31/5/2024
Vendredi 16 décembre 2022 est un jour qui restera dans les annales ; Fumio Kishida, Premier ministre, annonce devant les caméras un réarmement officiel du Japon. Du jamais-vu pour le gouvernement nippon depuis la fin de la Seconde Guerre mondiale, c’est un tabou qui éclate.
Le pacifisme et les penchants antimilitaristes qui animent le Japon depuis sa défaite en 1945 sont traditionnellement inscrits dans l’article 9 de la Constitution du pays rédigée sous l’autorité du Général Douglas MacArthur, le commandant suprême des forces alliées(1). Cet article de loi complexe peut être interprété de plusieurs manières ; toutefois, la traduction commune est souvent celle de l'interdiction de posséder des forces armées. Le but du Japon était de participer à l'ordre mondial, à la paix et à la sécurité à travers l'économie et la diplomatie et non pas avec des moyens militaires (2).
Depuis sa défaite en 1945, le Japon a cherché à respecter l'esprit de sa Constitution pacifiste. Cependant, confronté à un environnement régional perçu comme étant de plus en plus menaçant, le pays opère un virage stratégique en assumant son réarmement. Face aux tensions émergentes en Asie, le Japon augmente régulièrement ses dépenses militaires depuis 2013, avec la sortie du “National Security Strategy of Japan”. Ce document souligne les intentions et l'approche du Japon, pour contribuer de manière plus proactive à la paix, à la stabilité et à la prospérité de la communauté internationale (3).
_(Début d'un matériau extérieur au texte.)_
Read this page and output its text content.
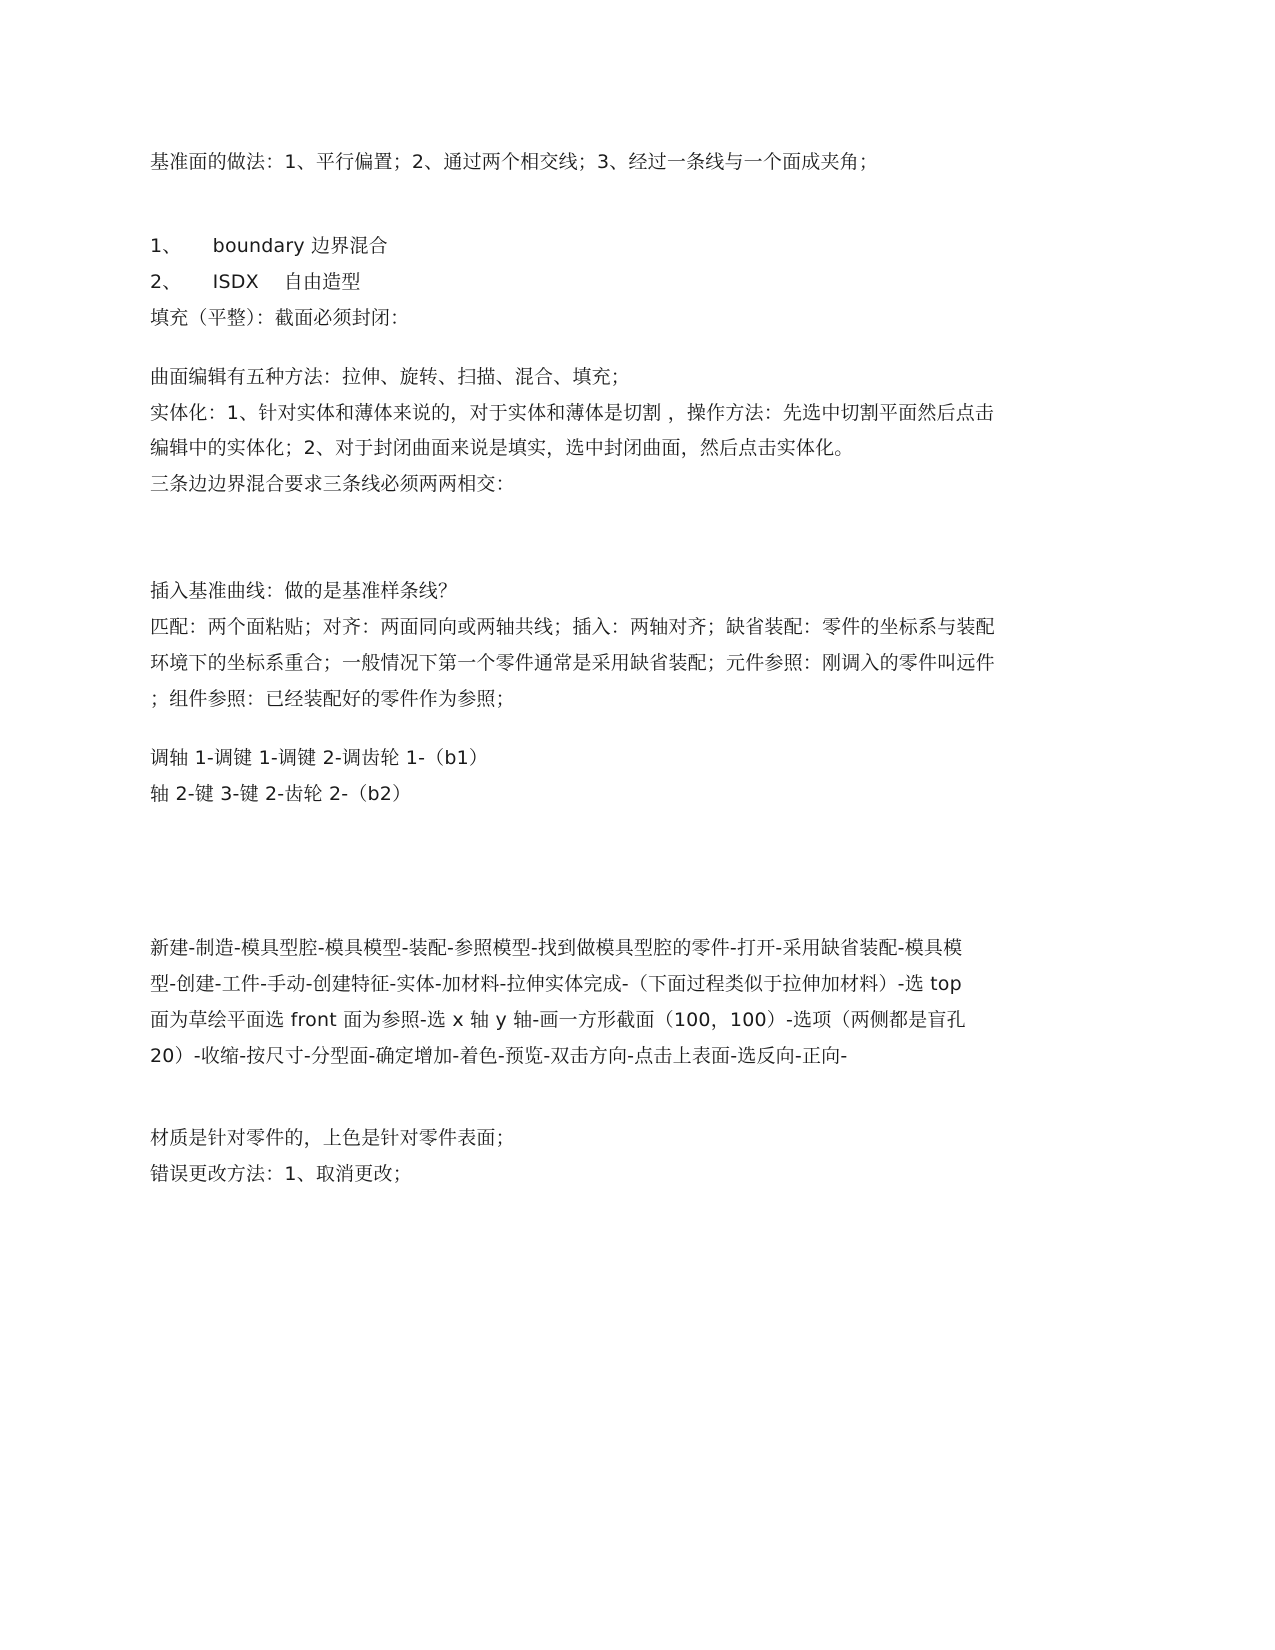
基准面的做法：1、平行偏置；2、通过两个相交线；3、经过一条线与一个面成夹角；
1、     boundary 边界混合
2、     ISDX    自由造型
填充（平整）：截面必须封闭：
曲面编辑有五种方法：拉伸、旋转、扫描、混合、填充；
实体化：1、针对实体和薄体来说的，对于实体和薄体是切割 ，操作方法：先选中切割平面然后点击
编辑中的实体化；2、对于封闭曲面来说是填实，选中封闭曲面，然后点击实体化。
三条边边界混合要求三条线必须两两相交：
插入基准曲线：做的是基准样条线？
匹配：两个面粘贴；对齐：两面同向或两轴共线；插入：两轴对齐；缺省装配：零件的坐标系与装配
环境下的坐标系重合；一般情况下第一个零件通常是采用缺省装配；元件参照：刚调入的零件叫远件
；组件参照：已经装配好的零件作为参照；
调轴 1-调键 1-调键 2-调齿轮 1-（b1）
轴 2-键 3-键 2-齿轮 2-（b2）
新建-制造-模具型腔-模具模型-装配-参照模型-找到做模具型腔的零件-打开-采用缺省装配-模具模
型-创建-工件-手动-创建特征-实体-加材料-拉伸实体完成-（下面过程类似于拉伸加材料）-选 top
面为草绘平面选 front 面为参照-选 x 轴 y 轴-画一方形截面（100，100）-选项（两侧都是盲孔
20）-收缩-按尺寸-分型面-确定增加-着色-预览-双击方向-点击上表面-选反向-正向-
材质是针对零件的，上色是针对零件表面；
错误更改方法：1、取消更改；
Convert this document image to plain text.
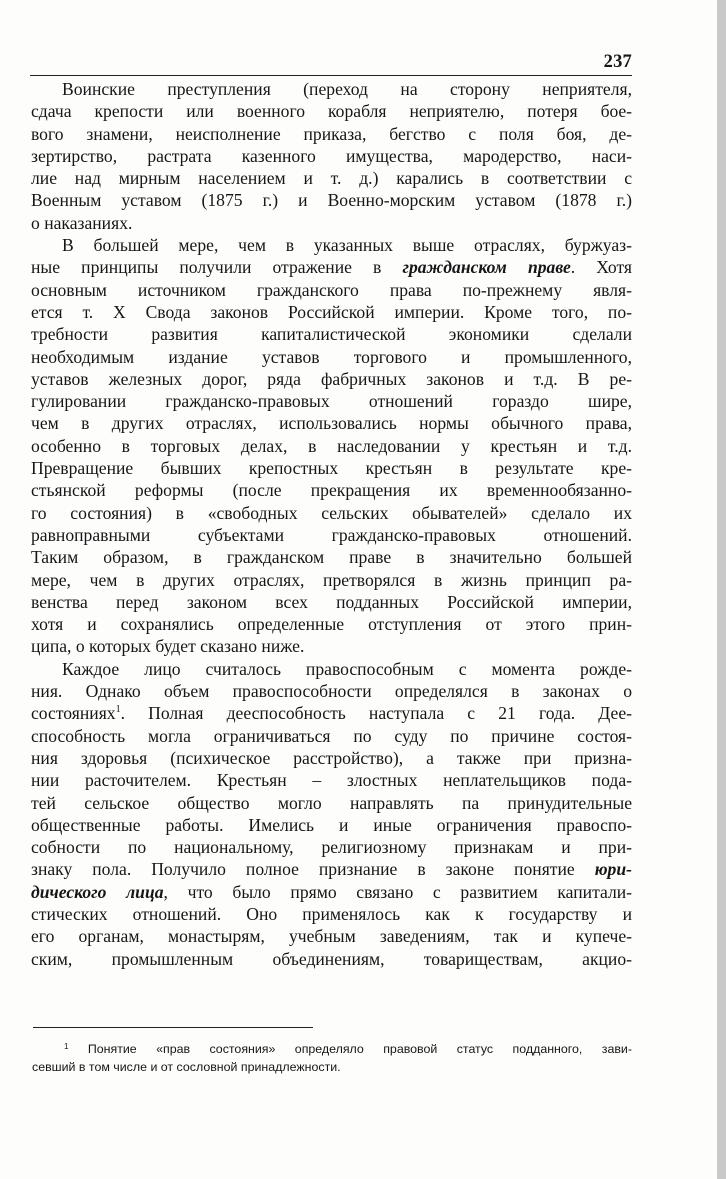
237
Воинские преступления (переход на сторону неприятеля,
сдача крепости или военного корабля неприятелю, потеря боe-
вого знамени, неисполнение приказа, бегство с поля боя, де-
зертирство, растрата казенного имущества, мародерство, наси-
лие над мирным населением и т. д.) карались в соответствии с
Военным уставом (1875 г.) и Военно-морским уставом (1878 г.)
о наказаниях.
В большей мере, чем в указанных выше отраслях, буржуаз-
ные принципы получили отражение в гражданском праве. Хотя
основным источником гражданского права по-прежнему явля-
ется т. X Свода законов Российской империи. Кроме того, по-
требности развития капиталистической экономики сделали
необходимым издание уставов торгового и промышленного,
уставов железных дорог, ряда фабричных законов и т.д. В ре-
гулировании гражданско-правовых отношений гораздо шире,
чем в других отраслях, использовались нормы обычного права,
особенно в торговых делах, в наследовании у крестьян и т.д.
Превращение бывших крепостных крестьян в результате кре-
стьянской реформы (после прекращения их временнообязанно-
го состояния) в «свободных сельских обывателей» сделало их
равноправными субъектами гражданско-правовых отношений.
Таким образом, в гражданском праве в значительно большей
мере, чем в других отраслях, претворялся в жизнь принцип ра-
венства перед законом всех подданных Российской империи,
хотя и сохранялись определенные отступления от этого прин-
ципа, о которых будет сказано ниже.
Каждое лицо считалось правоспособным с момента рожде-
ния. Однако объем правоспособности определялся в законах о
состояниях$^1$. Полная дееспособность наступала с 21 года. Дее-
способность могла ограничиваться по суду по причине состоя-
ния здоровья (психическое расстройство), а также при призна-
нии расточителем. Крестьян – злостных неплательщиков пода-
тей сельское общество могло направлять па принудительные
общественные работы. Имелись и иные ограничения правоспо-
собности по национальному, религиозному признакам и при-
знаку пола. Получило полное признание в законе понятие юри-
дического лица, что было прямо связано с развитием капитали-
стических отношений. Оно применялось как к государству и
его органам, монастырям, учебным заведениям, так и купече-
ским, промышленным объединениям, товариществам, акцио-
$^1$ Понятие «прав состояния» определяло правовой статус подданного, зави-
севший в том числе и от сословной принадлежности.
Ce changement de cap semble marquer un abandon de la position pacifique historique du pays. Les intimidations dues à sa position géographique, ainsi que le contexte de réarmement mondial, poussent le gouvernement nippon à renforcer sa politique de sécurité. Le Japon adopte désormais un comportement ambigu, oscillant entre le respect de son pacifisme constitutionnel et un réarmement sans précédent depuis 2012, marqué depuis l'arrivée au pouvoir du Premier ministre Shinzo Abe et sa volonté de renforcer la défense du pays.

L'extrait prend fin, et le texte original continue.